The National Parks Board (NParks) launched a public consultation for the general public to express their views on how to raise standards in the pet sector.
Launched Saturday (Oct 26), the consultation will go for more than two months, until December 26, via an online survey and through roving expeditions.
Participants will include representatives from pet businesses such as breeders, boarders and pet shops, animal welfare groups, veterinary professionals and academics.
Since August, NParks has conducted focus group discussions with various stakeholders in the sector on how to improve pet traceability and discussed ways on raising the standards of breeders and boarders in order to safeguard animal health and welfare.
Discussions also focused on enhancing guidelines to ensure animal health and welfare, certification and training for staff and measures to deter errant breeders and boarders.
Also during the discussions, participants recommended that measures are introduced to encourage more pet owners to license their dogs and to have a common registry to motivate people to microchip their pet cats and dogs.
“Based on initial input from these stakeholders, NParks is now gathering views from the public through the consultation,” it said.
NParks will be collating the input from the public consultation and focus group sessions, and these will be shared early next year and will be used to “shape pet-related policies underpinned by science.”
The public is encouraged to actively share their views so that with their help, animal health and welfare will be promoted while safeguarding public health.
Members of the public can express their views through an online survey at www.go.gov.sg/petreview on the Animal and Veterinary Service’s website.
Measures in place but more can be done
In 2013, the Government-commissioned Animal Welfare Legislative Review Committee recommended wide-ranging measures – both legislative and industry-led – to improve the lives of pets in Singapore.There have been signs of progress.
Pilot programmes to get stray dogs and cats adopted in Housing Board flats started on a positive note, a national adoption centre was in the drawing board and the Agri-Food and Veterinary Authority (AVA) begun re-homing some stray dogs.
Minister for Foreign Affairs and Law K.Shanmugam and Acting Manpower Minister Tan Chuan-Jin have also been visible in championing greater animal protection.
Welfare groups say problems of irresponsible ownership, animal abandonment, the large stray dog population and re-homing policies are all associated, and that the AVA should focus on the root causes rather than depend solely on culling.

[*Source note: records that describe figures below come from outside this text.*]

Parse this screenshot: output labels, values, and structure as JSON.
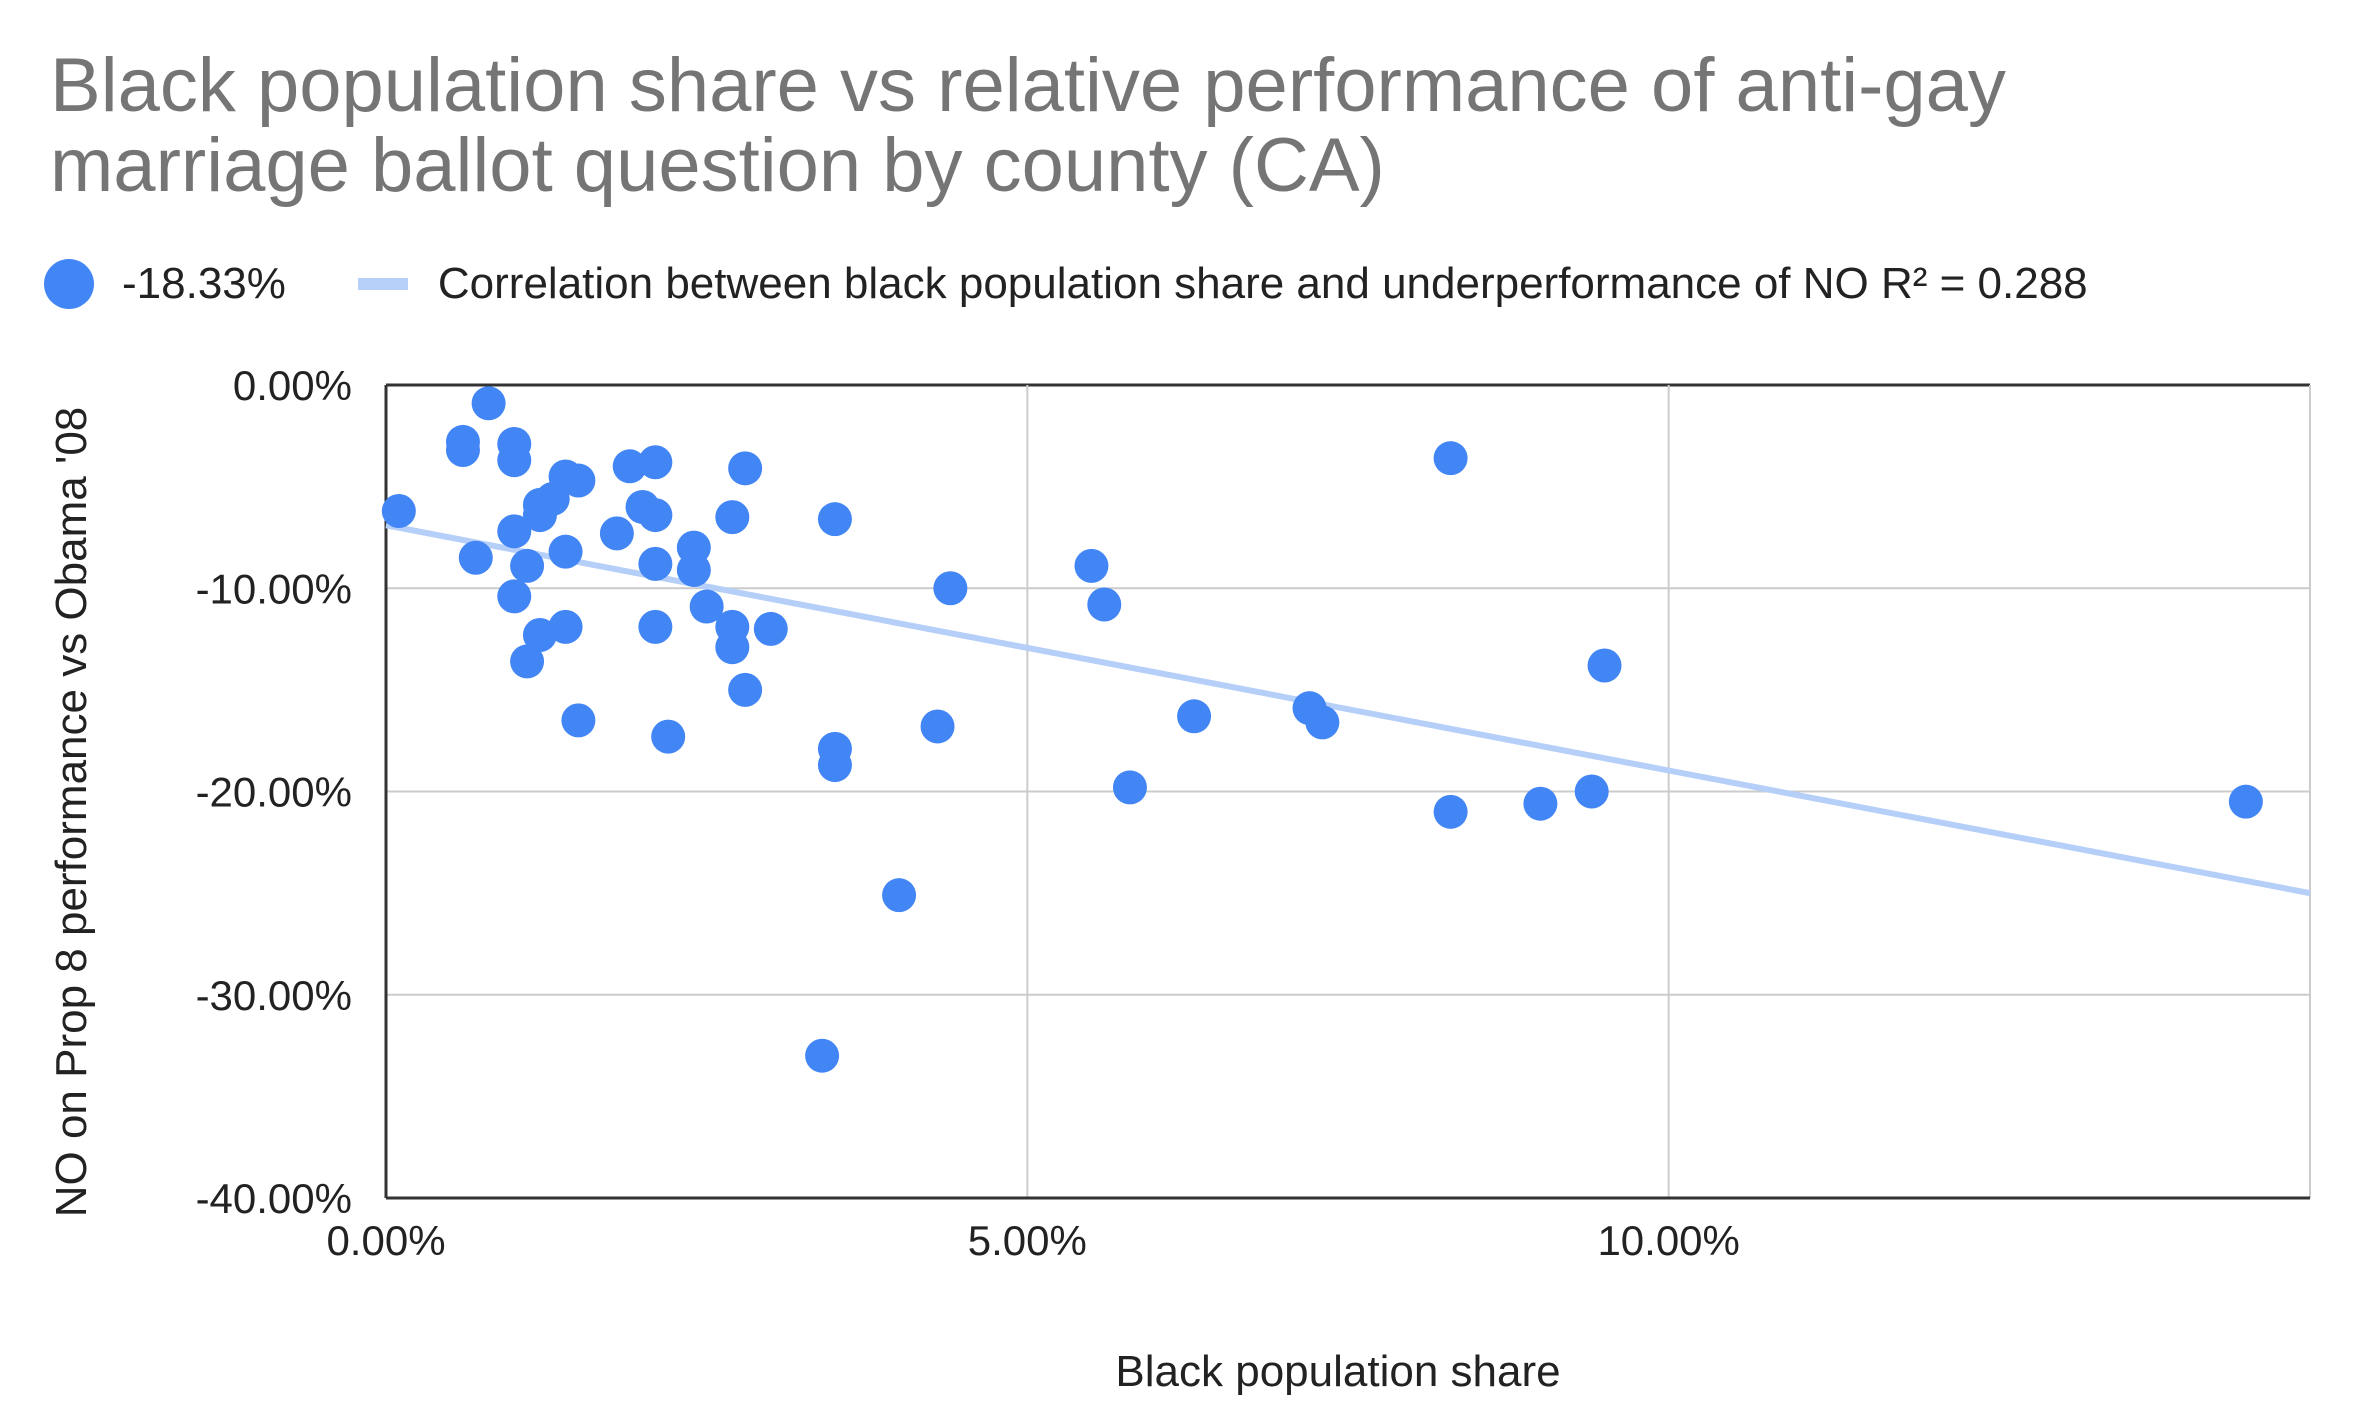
{
  "chart_data": {
    "type": "scatter",
    "title": "Black population share vs relative performance of anti-gay marriage ballot question by county (CA)",
    "title_lines": [
      "Black population share vs relative performance of anti-gay",
      "marriage ballot question by county (CA)"
    ],
    "xlabel": "Black population share",
    "ylabel": "NO on Prop 8 performance vs Obama '08",
    "xlim": [
      0,
      15
    ],
    "ylim": [
      -40,
      0
    ],
    "x_ticks": [
      0,
      5,
      10
    ],
    "x_tick_labels": [
      "0.00%",
      "5.00%",
      "10.00%"
    ],
    "y_ticks": [
      0,
      -10,
      -20,
      -30,
      -40
    ],
    "y_tick_labels": [
      "0.00%",
      "-10.00%",
      "-20.00%",
      "-30.00%",
      "-40.00%"
    ],
    "grid": true,
    "legend_position": "top",
    "colors": {
      "points": "#4285f4",
      "trendline": "#b5cff8",
      "title": "#757575",
      "axis_text": "#222222",
      "grid": "#cccccc"
    },
    "series": [
      {
        "name": "-18.33%",
        "points": [
          [
            0.1,
            -6.2
          ],
          [
            0.6,
            -2.8
          ],
          [
            0.6,
            -3.2
          ],
          [
            0.7,
            -8.5
          ],
          [
            0.8,
            -0.9
          ],
          [
            1.0,
            -2.9
          ],
          [
            1.0,
            -3.7
          ],
          [
            1.0,
            -7.2
          ],
          [
            1.0,
            -10.4
          ],
          [
            1.1,
            -8.9
          ],
          [
            1.1,
            -13.6
          ],
          [
            1.2,
            -5.9
          ],
          [
            1.2,
            -6.4
          ],
          [
            1.2,
            -12.3
          ],
          [
            1.3,
            -5.6
          ],
          [
            1.4,
            -4.5
          ],
          [
            1.4,
            -8.2
          ],
          [
            1.4,
            -11.9
          ],
          [
            1.5,
            -4.7
          ],
          [
            1.5,
            -16.5
          ],
          [
            1.8,
            -7.3
          ],
          [
            1.9,
            -4.0
          ],
          [
            2.0,
            -6.0
          ],
          [
            2.1,
            -3.8
          ],
          [
            2.1,
            -6.4
          ],
          [
            2.1,
            -8.8
          ],
          [
            2.1,
            -11.9
          ],
          [
            2.2,
            -17.3
          ],
          [
            2.4,
            -8.0
          ],
          [
            2.4,
            -9.1
          ],
          [
            2.5,
            -10.9
          ],
          [
            2.7,
            -6.5
          ],
          [
            2.7,
            -11.9
          ],
          [
            2.7,
            -12.9
          ],
          [
            2.8,
            -4.1
          ],
          [
            2.8,
            -15.0
          ],
          [
            3.0,
            -12.0
          ],
          [
            3.4,
            -33.0
          ],
          [
            3.5,
            -6.6
          ],
          [
            3.5,
            -17.9
          ],
          [
            3.5,
            -18.7
          ],
          [
            4.0,
            -25.1
          ],
          [
            4.3,
            -16.8
          ],
          [
            4.4,
            -10.0
          ],
          [
            5.5,
            -8.9
          ],
          [
            5.6,
            -10.8
          ],
          [
            5.8,
            -19.8
          ],
          [
            6.3,
            -16.3
          ],
          [
            7.2,
            -15.9
          ],
          [
            7.3,
            -16.6
          ],
          [
            8.3,
            -3.6
          ],
          [
            8.3,
            -21.0
          ],
          [
            9.0,
            -20.6
          ],
          [
            9.4,
            -20.0
          ],
          [
            9.5,
            -13.8
          ],
          [
            14.5,
            -20.5
          ]
        ]
      }
    ],
    "trendline": {
      "name": "Correlation between black population share and underperformance of NO R² = 0.288",
      "start": [
        0,
        -6.9
      ],
      "end": [
        15,
        -25.0
      ]
    }
  }
}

Their list of policies include — 1) a concerted effort to sterilise the 8,000-strong stray dog population, 2) for HDB to relax its ban on medium and large dogs in flats and 3) mandatory training for all prospective pet buyers.
Strong will and a compassionate society is what is needed to enforce and realize the ideas that will be expressed in the consultation. If the will is weak and Singaporeans will continue to adopt the “easy way out” methods, animal cruelty will always be a part of the Lion City’s way of life.